The President of the General Assembly called for “urgent measures for the abolition of these tools of the annihilation of the human race and our environment.” The best chance we have is for all states to join and fully implement the Treaty on the Prohibition of Nuclear Weapons (TPNW). Several delegations, including Cuba, Kazakhstan, Kiribati, San Marino, Solomon Islands, Timor-Leste, and Tuvalu, highlighted the importance of the TPNW and urged others to join it. During the UN high-level week, three more countries—Indonesia, Sierra Leone, and Solomon Islands—ratified the Treaty, bringing it to 73 states parties and an additional 25 signatories.

People power

The progress made can be advanced through concerted efforts at the United Nations over the next five weeks and beyond. Monday, 7 October will mark one year since Israel’s genocidal assault on Gaza began. It will also be the first day of this year’s session of the UN General Assembly First Committee on Disarmament and International Security. As always, the work of this Committee provides an opportunity for states to “bridge the gap between the legal and the just.”
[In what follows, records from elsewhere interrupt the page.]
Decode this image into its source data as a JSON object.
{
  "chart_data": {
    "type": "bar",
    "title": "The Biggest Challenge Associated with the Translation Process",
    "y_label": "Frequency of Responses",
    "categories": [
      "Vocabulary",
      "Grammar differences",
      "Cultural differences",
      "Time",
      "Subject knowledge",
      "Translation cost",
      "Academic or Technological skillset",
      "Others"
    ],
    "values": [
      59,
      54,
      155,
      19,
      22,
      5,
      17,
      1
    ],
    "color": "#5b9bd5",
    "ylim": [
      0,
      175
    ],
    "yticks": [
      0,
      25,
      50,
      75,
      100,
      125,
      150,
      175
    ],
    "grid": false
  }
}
Reaching Critical Will’s First Committee Briefing Book provides analysis and recommendations to all delegations across the full range of issues that should be discussed, from cluster munitions to torture-free trade, from nuclear weapons to guns, from the arms trade to disabilities and disarmament. This year, with new resolutions seeking the establishment of a UN study on the impacts of nuclear war, organising General Assembly consultations on autonomous weapons, and conducting work on armed drones, there are concrete actions states can take to advance international law and protect humanity and all living things on this planet.

But beyond the UN meeting rooms, those working for disarmament and demilitarisation need to also build people power. “It is the time of the people,” said Colombia’s president. If governments decide “to play with bombs and senseless wars and killing children, power games, then it is time to take the solution of the great problems of humanity into the hands of the people themselves, the simple people of humanity.” We’ll see you in the UN basement, and in the streets.